Di atas semua itu, Orba masih kuat secara kultural dan adaptif. Bahkan Jokowi yang sama sekali tidak punya hubungan kekerabatan darah maupun sosial dengan “keluarga Orba” pun harus berstrategi dengan melibatkan wajah-wajah Orba dalam lingkaran terdalam kepresidenannya yang bagai dililit gurita. Kuatnya Orba berbuah reaksi  skeptis para veteran golputers. Mereka yang selalu bertanya: “ngapain sih, Jokowi deket-deket jendral Anu, Anu? Bakal kabur pemilihnya nanti!” Orba masa kini adaptif menggunakan simbol-simbol utama yang masih bisa dipakai dan efektif yaitu penguatan politisasi sektarian. Kendaraan yang ampuh untuk menyapu rintangan apa saja terhadap perubahan progresif. Dengan baju agama, metodenya masih resep sama yaitu menggunakan ketakutan-ketakutan dan ancaman untuk menciptakan solidaritas terhadap kebertahanan status-quo. Tidak mudah untuk melepaskan diri dari gurita tersebut.

Sekarang saya ingin meloncat. Saya pakai kata “kultural” karena teringat Antonio Gramsci yang selalu mengkritik gerakan sosial revolusioner sebagai angan-angan yang tak pernah terwujud dan bagaimana revolusi fisik selalu kemungkinan besar gagal. Kegagalan itu disebabkan setiap rezim yang mapan selalu tahan banting. Mereka melakukan hegemoni kultural atau membangun cara-cara berpikir massal yang masuk akal, melibatkan nilai-nilai kebangsaan yang sakral, dan menciptakan musuh-musuh bersama. Bahan bangunan yang digunakan adalah fondasi sejarah yang disusun sedemikian rupa untuk menjelaskan wajah rakyatnya. Hegemoni adalah wajah populer, pelukan mesra, sekaligus sebuah jaket anti peluru yang sulit tembus.

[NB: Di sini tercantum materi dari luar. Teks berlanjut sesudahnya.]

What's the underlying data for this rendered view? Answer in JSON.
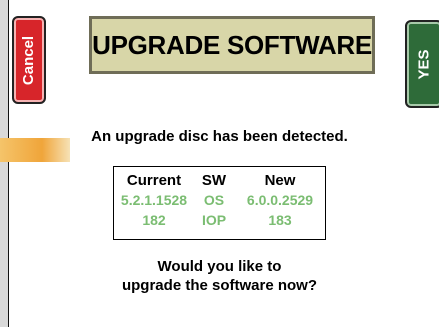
{
  "dialog": {
    "title": "UPGRADE SOFTWARE",
    "cancel_label": "Cancel",
    "yes_label": "YES",
    "message": "An upgrade disc has been detected.",
    "question_line1": "Would you like to",
    "question_line2": "upgrade the software now?"
  },
  "versions": {
    "headers": [
      "Current",
      "SW",
      "New"
    ],
    "rows": [
      {
        "current": "5.2.1.1528",
        "sw": "OS",
        "new": "6.0.0.2529"
      },
      {
        "current": "182",
        "sw": "IOP",
        "new": "183"
      }
    ]
  },
  "colors": {
    "cancel": "#d7252a",
    "yes": "#2e6b39",
    "title_bg": "#d8d6a8",
    "value_text": "#7bbd72"
  }
}
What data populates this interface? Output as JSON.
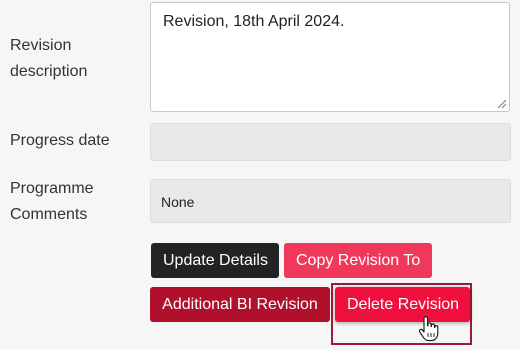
{
  "form": {
    "revision_description": {
      "label": "Revision description",
      "value": "Revision, 18th April 2024."
    },
    "progress_date": {
      "label": "Progress date",
      "value": ""
    },
    "programme_comments": {
      "label": "Programme Comments",
      "value": "None"
    }
  },
  "actions": {
    "update_details": "Update Details",
    "copy_revision_to": "Copy Revision To",
    "additional_bi_revision": "Additional BI Revision",
    "delete_revision": "Delete Revision"
  },
  "colors": {
    "dark_button": "#232323",
    "pink_button": "#f0385a",
    "maroon_button": "#b0102c",
    "red_button": "#f0103e",
    "focus_outline": "#9e1a3a"
  },
  "icons": {
    "cursor": "hand-pointer-icon",
    "resize": "resize-grip-icon"
  }
}
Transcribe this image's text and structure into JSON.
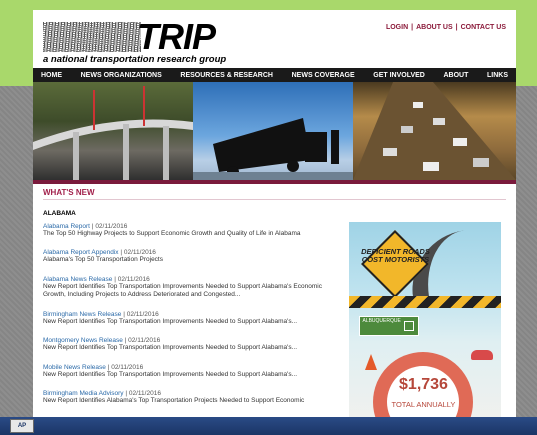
{
  "logo": {
    "word": "TRIP",
    "tagline": "a national transportation research group"
  },
  "top_links": [
    {
      "label": "LOGIN"
    },
    {
      "label": "ABOUT US"
    },
    {
      "label": "CONTACT US"
    }
  ],
  "nav": [
    {
      "label": "HOME"
    },
    {
      "label": "NEWS ORGANIZATIONS"
    },
    {
      "label": "RESOURCES & RESEARCH"
    },
    {
      "label": "NEWS COVERAGE"
    },
    {
      "label": "GET INVOLVED"
    },
    {
      "label": "ABOUT"
    },
    {
      "label": "LINKS"
    }
  ],
  "whats_new": "WHAT'S NEW",
  "section": "ALABAMA",
  "news": [
    {
      "title": "Alabama Report",
      "date": "02/11/2016",
      "summary": "The Top 50 Highway Projects to Support Economic Growth and Quality of Life in Alabama"
    },
    {
      "title": "Alabama Report Appendix",
      "date": "02/11/2016",
      "summary": "Alabama's Top 50 Transportation Projects"
    },
    {
      "title": "Alabama News Release",
      "date": "02/11/2016",
      "summary": "New Report Identifies Top Transportation Improvements Needed to Support Alabama's Economic Growth, Including Projects to Address Deteriorated and Congested..."
    },
    {
      "title": "Birmingham News Release",
      "date": "02/11/2016",
      "summary": "New Report Identifies Top Transportation Improvements Needed to Support Alabama's..."
    },
    {
      "title": "Montgomery News Release",
      "date": "02/11/2016",
      "summary": "New Report Identifies Top Transportation Improvements Needed to Support Alabama's..."
    },
    {
      "title": "Mobile News Release",
      "date": "02/11/2016",
      "summary": "New Report Identifies Top Transportation Improvements Needed to Support Alabama's..."
    },
    {
      "title": "Birmingham Media Advisory",
      "date": "02/11/2016",
      "summary": "New Report Identifies Alabama's Top Transportation Projects Needed to Support Economic"
    }
  ],
  "ad": {
    "sign_text": "DEFICIENT ROADS COST MOTORISTS",
    "city_sign": "ALBUQUERQUE",
    "amount": "$1,736",
    "total_label": "TOTAL ANNUALLY"
  },
  "taskbar": {
    "start_label": "AP"
  }
}
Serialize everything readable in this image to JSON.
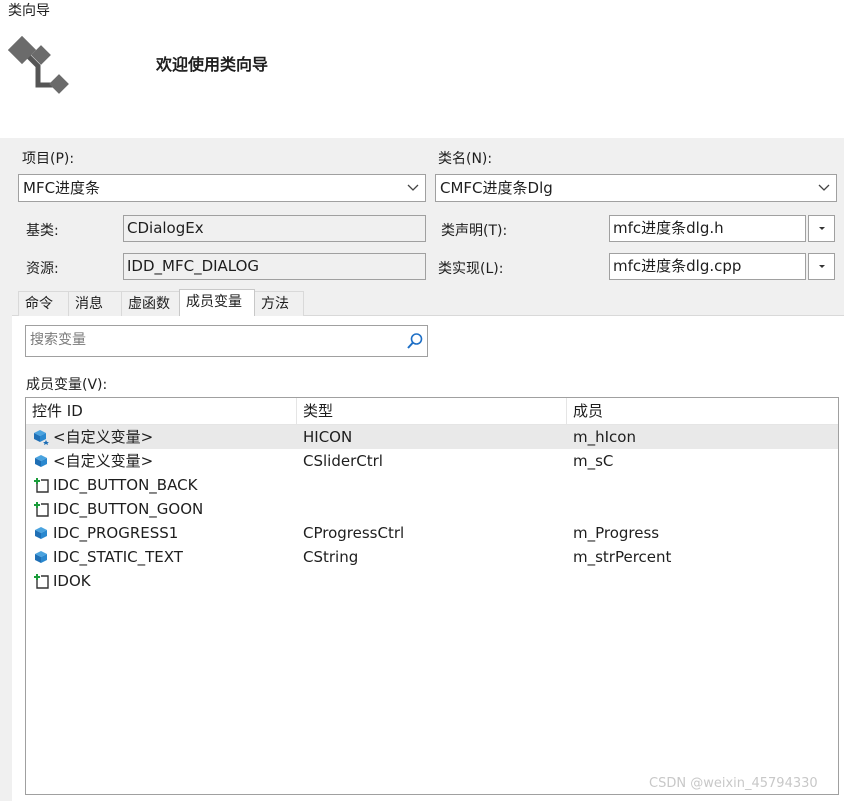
{
  "window": {
    "title": "类向导"
  },
  "header": {
    "welcome": "欢迎使用类向导",
    "logo_icon": "class-hierarchy-icon"
  },
  "project": {
    "label": "项目(P):",
    "value": "MFC进度条"
  },
  "classname": {
    "label": "类名(N):",
    "value": "CMFC进度条Dlg"
  },
  "base_class": {
    "label": "基类:",
    "value": "CDialogEx"
  },
  "resource": {
    "label": "资源:",
    "value": "IDD_MFC_DIALOG"
  },
  "class_decl": {
    "label": "类声明(T):",
    "value": "mfc进度条dlg.h"
  },
  "class_impl": {
    "label": "类实现(L):",
    "value": "mfc进度条dlg.cpp"
  },
  "tabs": [
    {
      "label": "命令",
      "active": false
    },
    {
      "label": "消息",
      "active": false
    },
    {
      "label": "虚函数",
      "active": false
    },
    {
      "label": "成员变量",
      "active": true
    },
    {
      "label": "方法",
      "active": false
    }
  ],
  "search": {
    "placeholder": "搜索变量",
    "value": ""
  },
  "member_vars": {
    "label": "成员变量(V):",
    "columns": [
      "控件 ID",
      "类型",
      "成员"
    ],
    "rows": [
      {
        "id": "<自定义变量>",
        "type": "HICON",
        "member": "m_hIcon",
        "icon": "custom-variable-star-icon",
        "selected": true
      },
      {
        "id": "<自定义变量>",
        "type": "CSliderCtrl",
        "member": "m_sC",
        "icon": "custom-variable-icon",
        "selected": false
      },
      {
        "id": "IDC_BUTTON_BACK",
        "type": "",
        "member": "",
        "icon": "control-add-icon",
        "selected": false
      },
      {
        "id": "IDC_BUTTON_GOON",
        "type": "",
        "member": "",
        "icon": "control-add-icon",
        "selected": false
      },
      {
        "id": "IDC_PROGRESS1",
        "type": "CProgressCtrl",
        "member": "m_Progress",
        "icon": "custom-variable-icon",
        "selected": false
      },
      {
        "id": "IDC_STATIC_TEXT",
        "type": "CString",
        "member": "m_strPercent",
        "icon": "custom-variable-icon",
        "selected": false
      },
      {
        "id": "IDOK",
        "type": "",
        "member": "",
        "icon": "control-add-icon",
        "selected": false
      }
    ]
  },
  "watermark": "CSDN @weixin_45794330"
}
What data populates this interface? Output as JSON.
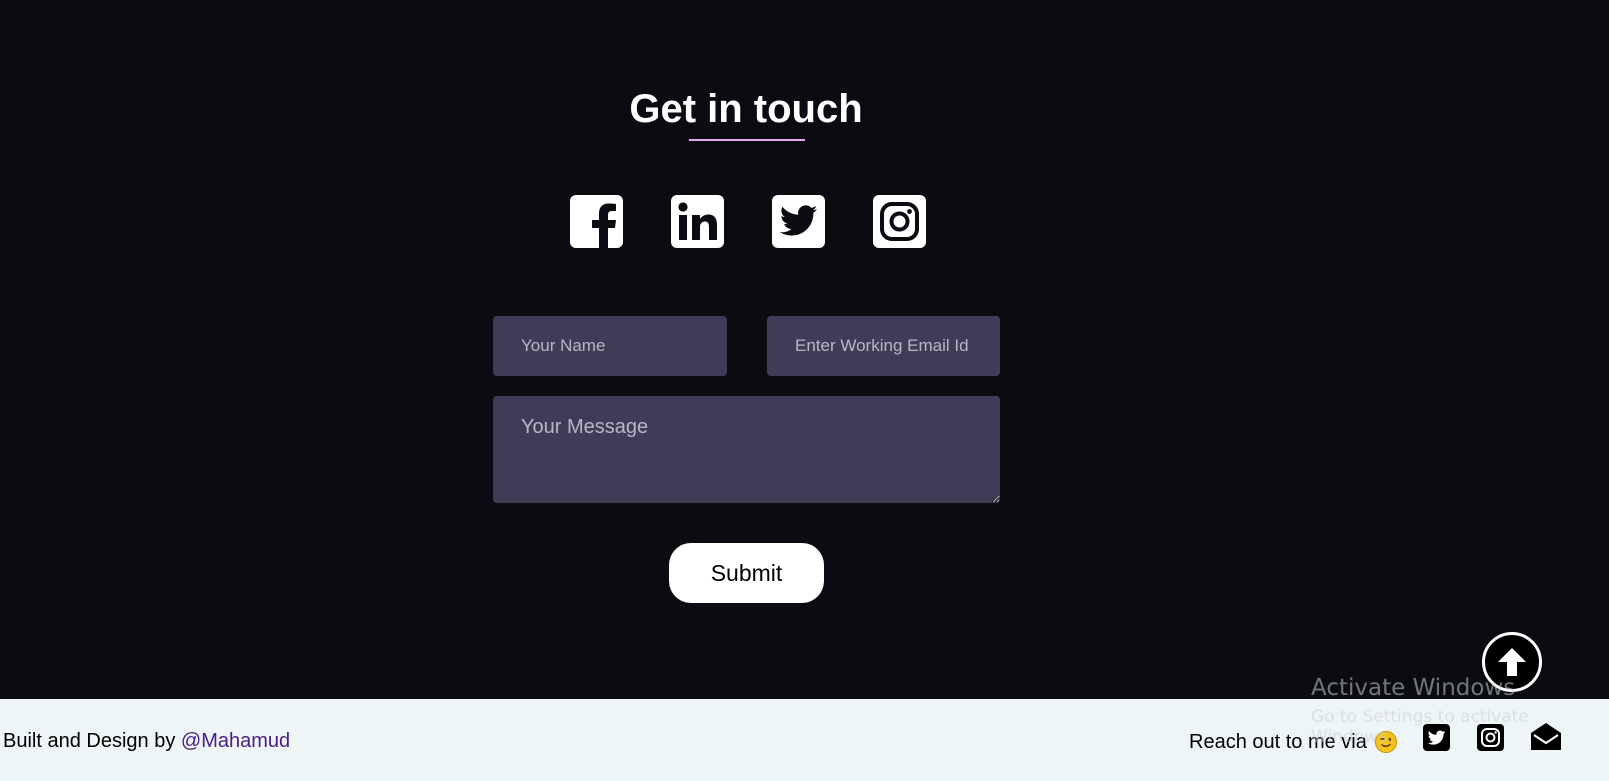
{
  "contact": {
    "title": "Get in touch",
    "accent_color": "#e7a6e9",
    "socials": [
      {
        "name": "facebook",
        "icon": "facebook-icon"
      },
      {
        "name": "linkedin",
        "icon": "linkedin-icon"
      },
      {
        "name": "twitter",
        "icon": "twitter-icon"
      },
      {
        "name": "instagram",
        "icon": "instagram-icon"
      }
    ],
    "form": {
      "name_placeholder": "Your Name",
      "name_value": "",
      "email_placeholder": "Enter Working Email Id",
      "email_value": "",
      "message_placeholder": "Your Message",
      "message_value": "",
      "submit_label": "Submit",
      "field_color": "#413c56"
    },
    "scroll_top_icon": "arrow-up-icon"
  },
  "footer": {
    "credit_prefix": "Built and Design by",
    "credit_link": "@Mahamud",
    "reach_text": "Reach out to me via",
    "reach_emoji": "winking-face-emoji",
    "icons": [
      "twitter-icon",
      "instagram-icon",
      "mail-icon"
    ],
    "background": "#eef5f7",
    "link_color": "#4b1c86"
  },
  "watermark": {
    "title": "Activate Windows",
    "subtitle": "Go to Settings to activate Windows."
  }
}
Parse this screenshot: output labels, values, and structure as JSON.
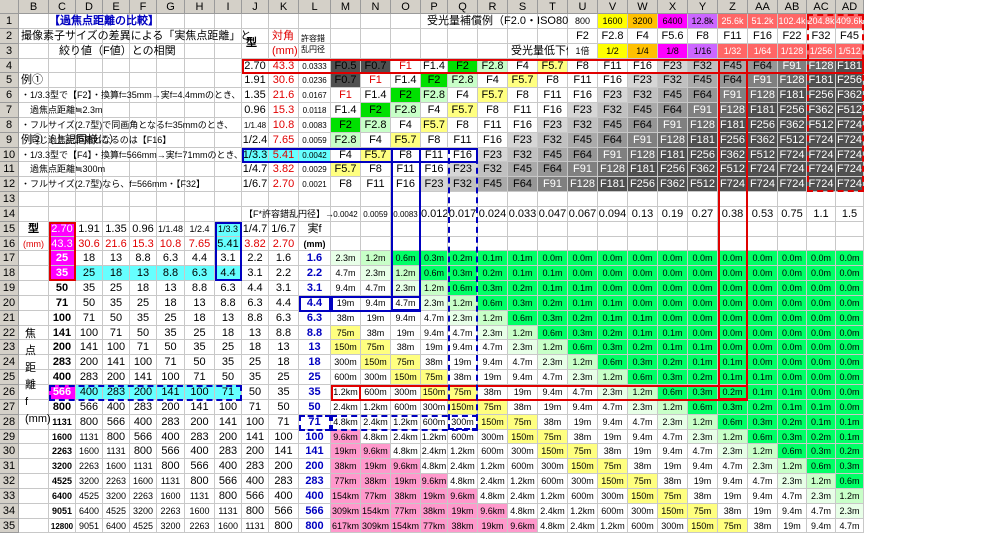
{
  "col_headers": [
    "B",
    "C",
    "D",
    "E",
    "F",
    "G",
    "H",
    "I",
    "J",
    "K",
    "L",
    "M",
    "N",
    "O",
    "P",
    "Q",
    "R",
    "S",
    "T",
    "U",
    "V",
    "W",
    "X",
    "Y",
    "Z",
    "AA",
    "AB",
    "AC",
    "AD"
  ],
  "row_headers": [
    "1",
    "2",
    "3",
    "4",
    "5",
    "6",
    "7",
    "8",
    "9",
    "10",
    "11",
    "12",
    "13",
    "14",
    "15",
    "16",
    "17",
    "18",
    "19",
    "20",
    "21",
    "22",
    "23",
    "24",
    "25",
    "26",
    "27",
    "28",
    "29",
    "30",
    "31",
    "32",
    "33",
    "34",
    "35"
  ],
  "colors": {
    "header": "#d4d0c8",
    "red": "#e00000",
    "blue": "#0000c0",
    "green": "#00e000",
    "lightgreen": "#c8ffc8",
    "yellow": "#ffff80",
    "pink": "#ff99cc",
    "magenta": "#ff00ff",
    "purple": "#cc66ff",
    "cyan": "#66ffff",
    "lightpink": "#ffe0e0",
    "dark": "#808080"
  },
  "title": "【過焦点距離の比較】",
  "subtitle1": "撮像素子サイズの差異による「実焦点距離」と",
  "subtitle2": "絞り値（F値）との相関",
  "label_type": "型",
  "label_diag": "対角",
  "label_mm": "(mm)",
  "label_coc1": "許容錯",
  "label_coc2": "乱円径",
  "row1_label": "受光量補償例（F2.0・ISO800の場合の感度）→",
  "row3_label": "受光量低下例（F2.0比）→",
  "row1_values": [
    "800",
    "1600",
    "3200",
    "6400",
    "12.8k",
    "25.6k",
    "51.2k",
    "102.4k",
    "204.8k",
    "409.6k"
  ],
  "row2_values": [
    "F2",
    "F2.8",
    "F4",
    "F5.6",
    "F8",
    "F11",
    "F16",
    "F22",
    "F32",
    "F45"
  ],
  "row3_values": [
    "1倍",
    "1/2",
    "1/4",
    "1/8",
    "1/16",
    "1/32",
    "1/64",
    "1/128",
    "1/256",
    "1/512"
  ],
  "example1": [
    "例①",
    "・1/3.3型で【F2】・換算f=35mm→実f=4.4mmのとき、",
    "　過焦点距離≒2.3m",
    "・フルサイズ(2.7型)で同画角となるf=35mmのとき、",
    "　同じ過焦点距離となるのは【F16】"
  ],
  "example2": [
    "例②（上記同様に）",
    "・1/3.3型で【F4】・換算f=566mm→実f=71mmのとき、",
    "　過焦点距離≒300m",
    "・フルサイズ(2.7型)なら、f=566mm・【F32】"
  ],
  "sensors": [
    [
      "2.70",
      "43.3",
      "0.0333"
    ],
    [
      "1.91",
      "30.6",
      "0.0236"
    ],
    [
      "1.35",
      "21.6",
      "0.0167"
    ],
    [
      "0.96",
      "15.3",
      "0.0118"
    ],
    [
      "1/1.48",
      "10.8",
      "0.0083"
    ],
    [
      "1/2.4",
      "7.65",
      "0.0059"
    ],
    [
      "1/3.3",
      "5.41",
      "0.0042"
    ],
    [
      "1/4.7",
      "3.82",
      "0.0029"
    ],
    [
      "1/6.7",
      "2.70",
      "0.0021"
    ]
  ],
  "fseries": [
    "F0.5",
    "F0.7",
    "F1",
    "F1.4",
    "F2",
    "F2.8",
    "F4",
    "F5.7",
    "F8",
    "F11",
    "F16",
    "F23",
    "F32",
    "F45",
    "F64",
    "F91",
    "F128",
    "F181",
    "F256",
    "F362",
    "F512",
    "F724"
  ],
  "row14_label": "【F*許容錯乱円径】→",
  "row14_values": [
    "0.0042",
    "0.0059",
    "0.0083",
    "0.012",
    "0.017",
    "0.024",
    "0.033",
    "0.047",
    "0.067",
    "0.094",
    "0.13",
    "0.19",
    "0.27",
    "0.38",
    "0.53",
    "0.75",
    "1.1",
    "1.5"
  ],
  "row15": [
    "2.70",
    "1.91",
    "1.35",
    "0.96",
    "1/1.48",
    "1/2.4",
    "1/3.3",
    "1/4.7",
    "1/6.7",
    "実f"
  ],
  "row16": [
    "43.3",
    "30.6",
    "21.6",
    "15.3",
    "10.8",
    "7.65",
    "5.41",
    "3.82",
    "2.70",
    "(mm)"
  ],
  "focal_rows": [
    [
      "25",
      "18",
      "13",
      "8.8",
      "6.3",
      "4.4",
      "3.1",
      "2.2",
      "1.6",
      "1.6"
    ],
    [
      "35",
      "25",
      "18",
      "13",
      "8.8",
      "6.3",
      "4.4",
      "3.1",
      "2.2",
      "2.2"
    ],
    [
      "50",
      "35",
      "25",
      "18",
      "13",
      "8.8",
      "6.3",
      "4.4",
      "3.1",
      "3.1"
    ],
    [
      "71",
      "50",
      "35",
      "25",
      "18",
      "13",
      "8.8",
      "6.3",
      "4.4",
      "4.4"
    ],
    [
      "100",
      "71",
      "50",
      "35",
      "25",
      "18",
      "13",
      "8.8",
      "6.3",
      "6.3"
    ],
    [
      "141",
      "100",
      "71",
      "50",
      "35",
      "25",
      "18",
      "13",
      "8.8",
      "8.8"
    ],
    [
      "200",
      "141",
      "100",
      "71",
      "50",
      "35",
      "25",
      "18",
      "13",
      "13"
    ],
    [
      "283",
      "200",
      "141",
      "100",
      "71",
      "50",
      "35",
      "25",
      "18",
      "18"
    ],
    [
      "400",
      "283",
      "200",
      "141",
      "100",
      "71",
      "50",
      "35",
      "25",
      "25"
    ],
    [
      "566",
      "400",
      "283",
      "200",
      "141",
      "100",
      "71",
      "50",
      "35",
      "35"
    ],
    [
      "800",
      "566",
      "400",
      "283",
      "200",
      "141",
      "100",
      "71",
      "50",
      "50"
    ],
    [
      "1131",
      "800",
      "566",
      "400",
      "283",
      "200",
      "141",
      "100",
      "71",
      "71"
    ],
    [
      "1600",
      "1131",
      "800",
      "566",
      "400",
      "283",
      "200",
      "141",
      "100",
      "100"
    ],
    [
      "2263",
      "1600",
      "1131",
      "800",
      "566",
      "400",
      "283",
      "200",
      "141",
      "141"
    ],
    [
      "3200",
      "2263",
      "1600",
      "1131",
      "800",
      "566",
      "400",
      "283",
      "200",
      "200"
    ],
    [
      "4525",
      "3200",
      "2263",
      "1600",
      "1131",
      "800",
      "566",
      "400",
      "283",
      "283"
    ],
    [
      "6400",
      "4525",
      "3200",
      "2263",
      "1600",
      "1131",
      "800",
      "566",
      "400",
      "400"
    ],
    [
      "9051",
      "6400",
      "4525",
      "3200",
      "2263",
      "1600",
      "1131",
      "800",
      "566",
      "566"
    ],
    [
      "12800",
      "9051",
      "6400",
      "4525",
      "3200",
      "2263",
      "1600",
      "1131",
      "800",
      "800"
    ]
  ],
  "side_label": [
    "焦",
    "点",
    "距",
    "離",
    "f",
    "(mm)"
  ],
  "distances": [
    "0.0m",
    "0.0m",
    "0.0m",
    "0.0m",
    "0.0m",
    "0.1m",
    "0.1m",
    "0.2m",
    "0.3m",
    "0.6m",
    "1.2m",
    "2.3m",
    "4.7m",
    "9.4m",
    "19m",
    "38m",
    "75m",
    "150m",
    "300m",
    "600m",
    "1.2km",
    "2.4km",
    "4.8km",
    "9.6km",
    "19km",
    "38km",
    "77km",
    "154km",
    "309km",
    "617km"
  ]
}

Maka perlawanan terhadapnya tidak pernah terlalu mudah. Strategi counter hegemony yang efektif harus menggunakan elemen-elemen kultural yang sama untuk mengambil hati rakyat. Dalam konteks Indonesia maka wajar sekali Jokowi harus menggunakan semua senjata. Tapi bagaimana kalau musuhnya kebal peluru? Dia masih bisa menembak dengan peluru good governance, menangkap sebanyak mungkin koruptor yang bisa ditangkap tapi merelakan yang benar-benar besar untuk lolos. Perlawanan terhadap korupsi disukai rakyat sebagai cara melawan Orba karena punya legitimasi kuat secara internasional dan telah menjadi barometer global. Tapi diluar ususan itu, jaket anti peluru masih tebal. Prabowo tentu paham itu. Jokowi memang bisa bersikap adil terhadap pelanggaran-pelanggaran hukum dengan membiarkan mekanisme hukum berjalan. Tapi tidak untuk membatalkan produk undang-undang jahat buatan Orba (TAP MPR XXV/1966), atau intervensi terhadap gejala penguatan sektarian dalam penyusunan perundang-undangan. Jika ia melakukannya maka usaha perlawanan nya berumur pendek, tidak sesuai kebudayaan nasional kita dan rakyat akan menolak. Juga sudah menjadi kebudayaan nasional Indonesia bahwa perubahan hanya dilakukan oleh pemerintahan dan bukan desakan-desakan kolektif berupa gerakan sosial yang teratur. Selagi HAM belum menjadi agenda rakyat melainkan hanya milik NGO, maka waktu yang diperlukan masih sangat panjang. Dalam kacamata idealis seorang human rights defender, tentunya insiden berdarah melibatkan aparat, atau penahanan tanpa pengadilan di Papua, lebih penting sebagai pertimbangan memilih (atau Golput) daripada usaha pemerintah untuk membangun infrastruktur demi cita-cita keadilan sosial.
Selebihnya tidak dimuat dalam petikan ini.